Hujan baru saja reda ketika Liana membuka pintu balkon apartemennya di lantai 42. Angin sore membawa aroma tanah basah, memeluk tubuhnya yang hanya dibalut gaun tidur tipis warna abu. Di tangannya, secangkir teh hangat mengepul pelan.
Pintu geser berbunyi lirih. Langkah kaki itu selalu ia kenali, bahkan tanpa harus menoleh.
“Aku tahu kamu belum mandi,” suara Arman terdengar rendah, sedikit serak.
Liana tersenyum tanpa menoleh. “Aku nunggu senja.”
Arman berdiri di sampingnya, menyandarkan tubuh pada pagar balkon. Mereka memandang horizon Jakarta yang berkilau perlahan. Suasana seperti ini selalu membuat Liana merasa terlindungi. Padahal, hubungan mereka tak pernah benar-benar jelas.
Arman sudah menikah. Dan Liana tahu itu sejak awal.
Tapi hidup kadang tidak semudah memilih antara benar dan salah.
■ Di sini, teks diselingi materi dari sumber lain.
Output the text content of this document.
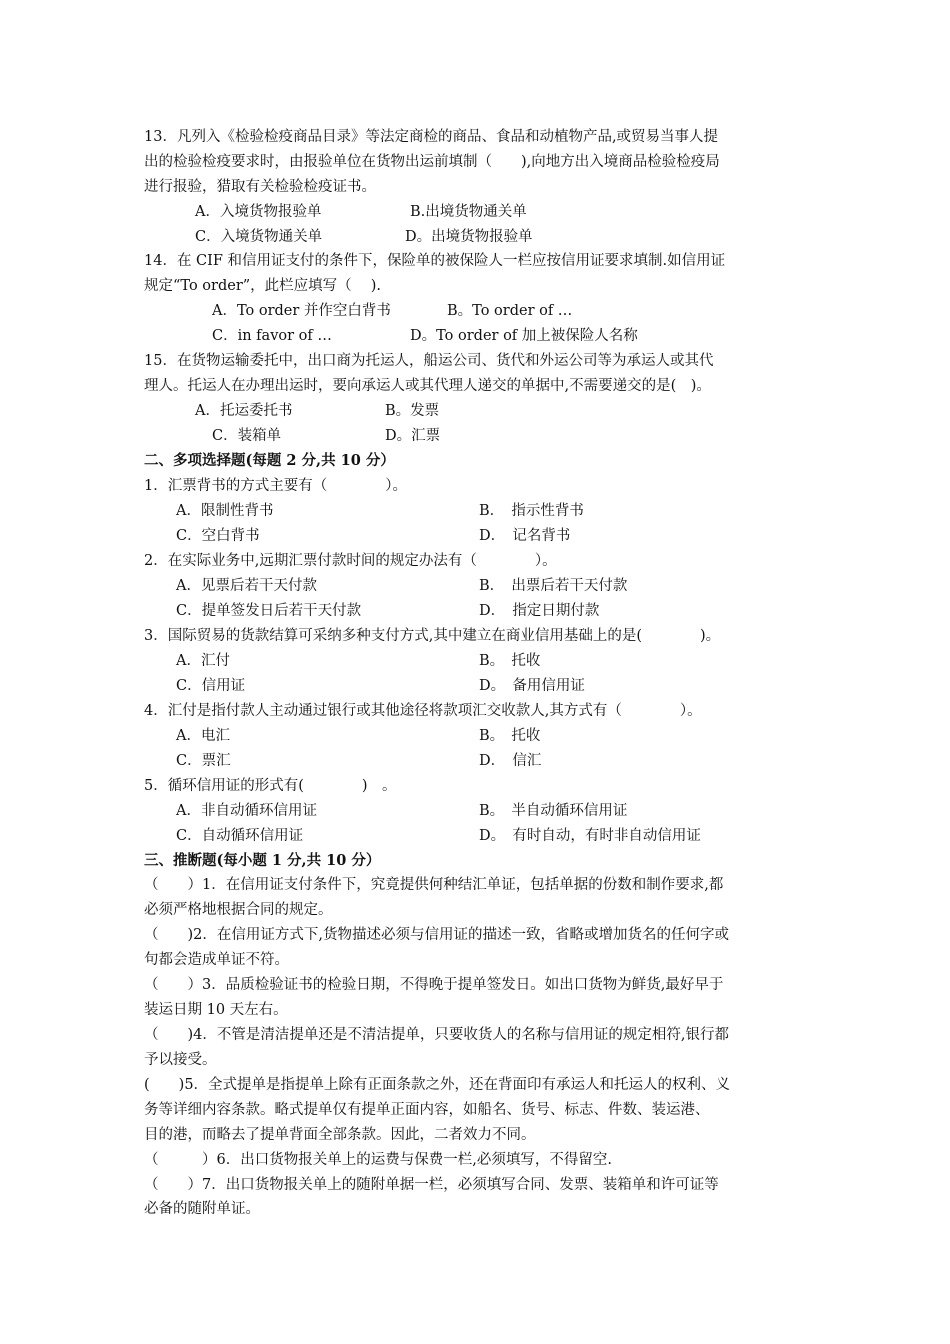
13．凡列入《检验检疫商品目录》等法定商检的商品、食品和动植物产品,或贸易当事人提
出的检验检疫要求时，由报验单位在货物出运前填制（　　),向地方出入境商品检验检疫局
进行报验，猎取有关检验检疫证书。
A．入境货物报验单	B.出境货物通关单
C．入境货物通关单	D。出境货物报验单
14．在 CIF 和信用证支付的条件下，保险单的被保险人一栏应按信用证要求填制.如信用证
规定“To order”，此栏应填写（　 ).
A．To order 并作空白背书	B。To order of …
C．in favor of …	D。To order of 加上被保险人名称
15．在货物运输委托中，出口商为托运人，船运公司、货代和外运公司等为承运人或其代
理人。托运人在办理出运时，要向承运人或其代理人递交的单据中,不需要递交的是(　)。
A．托运委托书	B。发票
C．装箱单	D。汇票
二、多项选择题(每题 2 分,共 10 分）
1．汇票背书的方式主要有（　　　　）。
A．限制性背书	B．　指示性背书
C．空白背书	D．　记名背书
2．在实际业务中,远期汇票付款时间的规定办法有（　　　　）。
A．见票后若干天付款	B．　出票后若干天付款
C．提单签发日后若干天付款	D．　指定日期付款
3．国际贸易的货款结算可采纳多种支付方式,其中建立在商业信用基础上的是(　　　　)。
A．汇付	B。　托收
C．信用证	D。　备用信用证
4．汇付是指付款人主动通过银行或其他途径将款项汇交收款人,其方式有（　　　　）。
A．电汇	B。　托收
C．票汇	D．　信汇
5．循环信用证的形式有(　　　　)　。
A．非自动循环信用证	B。　半自动循环信用证
C．自动循环信用证	D。　有时自动，有时非自动信用证
三、推断题(每小题 1 分,共 10 分）
（　　）1．在信用证支付条件下，究竟提供何种结汇单证，包括单据的份数和制作要求,都
必须严格地根据合同的规定。
（　　)2．在信用证方式下,货物描述必须与信用证的描述一致，省略或增加货名的任何字或
句都会造成单证不符。
（　　）3．品质检验证书的检验日期，不得晚于提单签发日。如出口货物为鲜货,最好早于
装运日期 10 天左右。
（　　)4．不管是清洁提单还是不清洁提单，只要收货人的名称与信用证的规定相符,银行都
予以接受。
(　　)5．全式提单是指提单上除有正面条款之外，还在背面印有承运人和托运人的权利、义
务等详细内容条款。略式提单仅有提单正面内容，如船名、货号、标志、件数、装运港、
目的港，而略去了提单背面全部条款。因此，二者效力不同。
（　　　）6．出口货物报关单上的运费与保费一栏,必须填写，不得留空.
（　　）7．出口货物报关单上的随附单据一栏，必须填写合同、发票、装箱单和许可证等
必备的随附单证。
Ada perasaan yang tumbuh seperti akar liar—tak diundang, tapi menghujam dalam.
"Aku akan ke Bali minggu depan," kata Arman.
Liana menoleh pelan. “Dengan dia?”
Arman diam. Jawabannya ada di matanya.
Liana menghela napas panjang. “Kamu bisa berhenti datang, Man. Aku akan baik-baik saja.”
“Aku tahu. Tapi aku belum siap kehilangan kamu.”
“Kamu tak pernah punya aku untuk bisa kehilangan,” jawab Liana lirih.
Keheningan membungkus mereka berdua. Tak ada pelukan, tak ada ciuman. Hanya dua orang dewasa yang saling menyayangi tapi tak bisa memiliki.
Senja akhirnya datang. Langit menghanguskan awan dengan warna jingga dan merah keemasan. Seindah apapun warna langit, waktu tetap akan menggiring malam.
Seperti kisah mereka.
Arman melangkah mundur, memandang Liana sekali lagi sebelum kembali masuk.
Dan Liana tetap berdiri di sana, menatap langit yang perlahan kehilangan warnanya.